From Madame Bovary, chapter nine: "Deep down in her heart, she was waiting and waiting for something to happen. Like a shipwrecked mariner, she gazed out wistfully over the wide solitude of her life, if so be she might catch the white gleam of a sail away on the dim horizon. She knew not what it would be, this longed-for barque; what wind would waft it to her, or to what shores it would bear her away. She knew not if it would be a shallop or a three-decker, burdened with anguish or freighted with joy. But every morning when she awoke she hoped it would come that day."
A month after the final installment of Madame Bovary was published, the French government banned the book, and hauled Flaubert up on charges of offending public and religious morality.
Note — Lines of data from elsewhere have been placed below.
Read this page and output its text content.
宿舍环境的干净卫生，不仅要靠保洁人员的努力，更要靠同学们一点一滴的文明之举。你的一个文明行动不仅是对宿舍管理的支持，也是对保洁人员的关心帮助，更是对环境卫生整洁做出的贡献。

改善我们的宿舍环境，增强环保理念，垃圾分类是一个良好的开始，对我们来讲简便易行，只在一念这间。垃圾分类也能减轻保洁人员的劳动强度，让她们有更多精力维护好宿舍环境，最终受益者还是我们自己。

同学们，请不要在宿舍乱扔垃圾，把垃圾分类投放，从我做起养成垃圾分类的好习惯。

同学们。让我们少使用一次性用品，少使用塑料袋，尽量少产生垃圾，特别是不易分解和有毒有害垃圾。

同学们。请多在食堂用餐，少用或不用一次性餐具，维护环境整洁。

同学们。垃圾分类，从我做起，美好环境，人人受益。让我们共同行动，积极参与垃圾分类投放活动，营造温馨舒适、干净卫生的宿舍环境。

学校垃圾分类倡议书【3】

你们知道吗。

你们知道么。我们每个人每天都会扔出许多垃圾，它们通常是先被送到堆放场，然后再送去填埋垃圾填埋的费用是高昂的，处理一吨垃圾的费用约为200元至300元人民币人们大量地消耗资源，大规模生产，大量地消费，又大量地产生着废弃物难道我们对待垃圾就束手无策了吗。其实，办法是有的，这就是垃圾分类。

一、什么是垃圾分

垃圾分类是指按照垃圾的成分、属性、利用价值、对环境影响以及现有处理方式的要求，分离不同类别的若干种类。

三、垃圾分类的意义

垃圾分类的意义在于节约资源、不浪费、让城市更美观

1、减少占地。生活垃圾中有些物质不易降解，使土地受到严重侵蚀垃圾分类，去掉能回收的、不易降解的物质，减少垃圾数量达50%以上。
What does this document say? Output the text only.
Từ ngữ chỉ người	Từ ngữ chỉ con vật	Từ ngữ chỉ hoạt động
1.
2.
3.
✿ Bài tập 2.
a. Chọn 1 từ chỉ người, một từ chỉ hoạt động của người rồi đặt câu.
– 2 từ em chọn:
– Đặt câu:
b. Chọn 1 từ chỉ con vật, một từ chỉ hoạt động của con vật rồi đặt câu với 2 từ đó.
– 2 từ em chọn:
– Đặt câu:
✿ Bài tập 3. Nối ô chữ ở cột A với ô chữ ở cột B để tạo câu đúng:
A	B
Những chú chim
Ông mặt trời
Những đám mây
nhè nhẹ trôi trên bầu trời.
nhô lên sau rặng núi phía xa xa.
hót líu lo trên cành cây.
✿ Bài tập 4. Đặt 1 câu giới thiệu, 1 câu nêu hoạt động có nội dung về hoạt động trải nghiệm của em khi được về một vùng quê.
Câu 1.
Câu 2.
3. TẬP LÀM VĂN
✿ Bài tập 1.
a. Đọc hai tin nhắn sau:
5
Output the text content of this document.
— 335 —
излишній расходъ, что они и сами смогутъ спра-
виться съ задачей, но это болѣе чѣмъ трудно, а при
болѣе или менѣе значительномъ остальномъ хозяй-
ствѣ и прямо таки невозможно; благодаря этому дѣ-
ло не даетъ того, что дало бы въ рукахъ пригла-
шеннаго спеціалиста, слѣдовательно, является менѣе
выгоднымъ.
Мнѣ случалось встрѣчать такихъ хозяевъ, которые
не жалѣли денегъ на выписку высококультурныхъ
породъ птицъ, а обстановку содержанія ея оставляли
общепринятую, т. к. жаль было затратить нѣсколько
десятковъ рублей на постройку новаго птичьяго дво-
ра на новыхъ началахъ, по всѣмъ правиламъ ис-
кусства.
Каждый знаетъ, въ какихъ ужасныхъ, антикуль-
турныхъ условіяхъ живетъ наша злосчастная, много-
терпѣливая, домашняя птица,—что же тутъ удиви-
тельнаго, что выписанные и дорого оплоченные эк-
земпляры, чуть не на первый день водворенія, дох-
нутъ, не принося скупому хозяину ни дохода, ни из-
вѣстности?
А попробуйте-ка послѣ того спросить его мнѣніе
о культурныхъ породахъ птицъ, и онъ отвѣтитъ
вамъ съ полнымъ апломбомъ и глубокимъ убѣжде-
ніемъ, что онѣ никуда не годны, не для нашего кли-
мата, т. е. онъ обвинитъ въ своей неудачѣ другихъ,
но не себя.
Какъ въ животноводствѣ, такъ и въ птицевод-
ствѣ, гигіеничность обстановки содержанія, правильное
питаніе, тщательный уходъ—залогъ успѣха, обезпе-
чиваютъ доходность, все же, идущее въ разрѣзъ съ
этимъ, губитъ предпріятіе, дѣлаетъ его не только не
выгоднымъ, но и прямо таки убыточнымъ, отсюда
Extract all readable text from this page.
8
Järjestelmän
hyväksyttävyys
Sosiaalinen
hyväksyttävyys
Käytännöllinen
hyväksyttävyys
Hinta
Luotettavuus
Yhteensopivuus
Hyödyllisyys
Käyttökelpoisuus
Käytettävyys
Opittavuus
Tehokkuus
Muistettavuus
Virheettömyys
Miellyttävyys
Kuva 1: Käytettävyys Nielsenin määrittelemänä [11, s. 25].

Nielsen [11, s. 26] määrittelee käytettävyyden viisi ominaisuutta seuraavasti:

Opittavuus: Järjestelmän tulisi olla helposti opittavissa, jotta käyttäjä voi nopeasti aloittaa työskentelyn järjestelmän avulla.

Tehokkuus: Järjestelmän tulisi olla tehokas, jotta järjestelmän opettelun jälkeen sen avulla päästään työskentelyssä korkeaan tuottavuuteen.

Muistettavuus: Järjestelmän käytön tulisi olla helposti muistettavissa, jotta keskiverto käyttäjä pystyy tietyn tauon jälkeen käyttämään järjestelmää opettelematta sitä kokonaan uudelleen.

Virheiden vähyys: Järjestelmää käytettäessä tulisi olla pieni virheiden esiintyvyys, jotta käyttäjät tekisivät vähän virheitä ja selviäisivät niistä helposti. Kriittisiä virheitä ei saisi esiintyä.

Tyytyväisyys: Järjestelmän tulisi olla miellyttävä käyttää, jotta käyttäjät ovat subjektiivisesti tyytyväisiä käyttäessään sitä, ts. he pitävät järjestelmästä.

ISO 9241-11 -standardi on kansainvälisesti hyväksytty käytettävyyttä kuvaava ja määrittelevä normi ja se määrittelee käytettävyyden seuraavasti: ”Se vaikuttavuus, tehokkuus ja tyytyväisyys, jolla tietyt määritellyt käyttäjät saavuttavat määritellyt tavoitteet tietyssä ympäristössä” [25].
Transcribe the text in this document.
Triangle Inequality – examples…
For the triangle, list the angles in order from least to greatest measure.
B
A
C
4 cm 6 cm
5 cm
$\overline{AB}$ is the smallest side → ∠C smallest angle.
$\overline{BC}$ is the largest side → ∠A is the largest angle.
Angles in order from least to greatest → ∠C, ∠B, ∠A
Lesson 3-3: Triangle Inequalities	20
Flaubert and his lawyers defended the book, saying that, by exposing vice, the novel was actually promoting virtue. Flaubert was narrowly acquitted, and Madame Bovary was published in book form two months later. The publicity and scandal of the trial contributed to its success.
Flaubert wrote: "It is a delicious thing to write, to be no longer yourself but to move in an entire universe of your own creating. Today, for instance, as man and woman, both lover and mistress, I rode in a forest on an autumn afternoon under the yellow leaves, and I was also the horses, the leaves, the wind, the words my people uttered, even the red sun that made them almost close their love-drowned eyes."
Madame Bovary was one of my favorites books of 2010.